Every great recipe has an origin story to match, and the Negroni is no exception. The cocktail gets its name from Count Camillo Negroni, a noted Italian libertine who, in 1919, decided that his Americano (Campari, vermouth, and soda water) was a little lacking in "oomph." He kindly asked his bartender to replace the soda with gin, and a new breed of cocktail was born. If that's everything you knew about the Negroni, you'd know that it came to party.
However, there's more to this concoction than a healthy ABV. In the pantheon of cocktails, it stands out for its utter purity: Unlike the Old Fashioned or the Gin Martini, there's little-to-no debate over its contents and preparation.

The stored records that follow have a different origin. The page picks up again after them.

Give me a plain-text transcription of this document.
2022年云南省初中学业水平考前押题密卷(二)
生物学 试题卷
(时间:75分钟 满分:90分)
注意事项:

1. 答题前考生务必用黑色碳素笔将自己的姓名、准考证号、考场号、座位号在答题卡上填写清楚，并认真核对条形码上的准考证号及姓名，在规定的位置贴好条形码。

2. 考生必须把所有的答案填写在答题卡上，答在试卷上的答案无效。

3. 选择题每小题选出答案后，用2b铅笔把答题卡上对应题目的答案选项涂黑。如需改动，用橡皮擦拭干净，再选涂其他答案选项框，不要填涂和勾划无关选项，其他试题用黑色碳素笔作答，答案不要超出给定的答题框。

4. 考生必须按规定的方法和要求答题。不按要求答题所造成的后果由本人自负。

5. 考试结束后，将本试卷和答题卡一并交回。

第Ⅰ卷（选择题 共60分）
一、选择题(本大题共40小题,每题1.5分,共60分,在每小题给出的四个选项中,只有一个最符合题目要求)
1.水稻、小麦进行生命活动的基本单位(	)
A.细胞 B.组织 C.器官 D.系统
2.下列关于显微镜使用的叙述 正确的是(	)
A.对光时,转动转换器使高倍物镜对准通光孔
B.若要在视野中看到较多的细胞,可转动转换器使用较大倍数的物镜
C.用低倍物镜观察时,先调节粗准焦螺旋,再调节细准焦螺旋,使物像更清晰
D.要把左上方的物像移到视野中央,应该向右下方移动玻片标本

In fact, over the Negroni's nearly 100 years of existence, its recipe hasn't changed at all. But why?
The answer lies in the recipe itself. Consider: Most traditional cocktails (and indeed, most cocktails worth drinking) are built around a single base spirit—whiskey, gin, tequila, etc. From there, ingredients are added to enhance the liquor's flavor, and they do so in a variety of ways. Some cocktails, like the Martini or Manhattan, use vermouth to soften the liquor and bring out its more subtle flavors. Others, like the Old Fashioned or Sazerac, use cocktail bitters to add depth and complexity.
The Negroni, to its credit, manages to do both, combining the bitter, herbaceous flavor of Campari with the smoothness of vermouth. Add the final orange rind, and the result is a unique bouquet: citrus, herbal, and floral notes all suspended in perfect balance.
So, interested in trying your hand at a classic? Here's how to do it right:
1 oz. good gin (we recommend North Shore Distillery)
1 oz. Campari
1 oz. sweet vermouth
1 slice orange rind
Stir all ingredients in a cocktail mixing glass, then serve in an Old Fashioned glass over ice. If you're thinking of using a shaker, consider this quote from the New York Times' Toby Cecchini:
"There are only two drinks I insist not be shaken, the manhattan and the Negroni. The bubbles and ice shards that give zest to some cocktails would mar the Negroni's sanguine limpidity. That first sip should be like drinking from a cool brook that happened to perambulate past a spice bazaar on its route."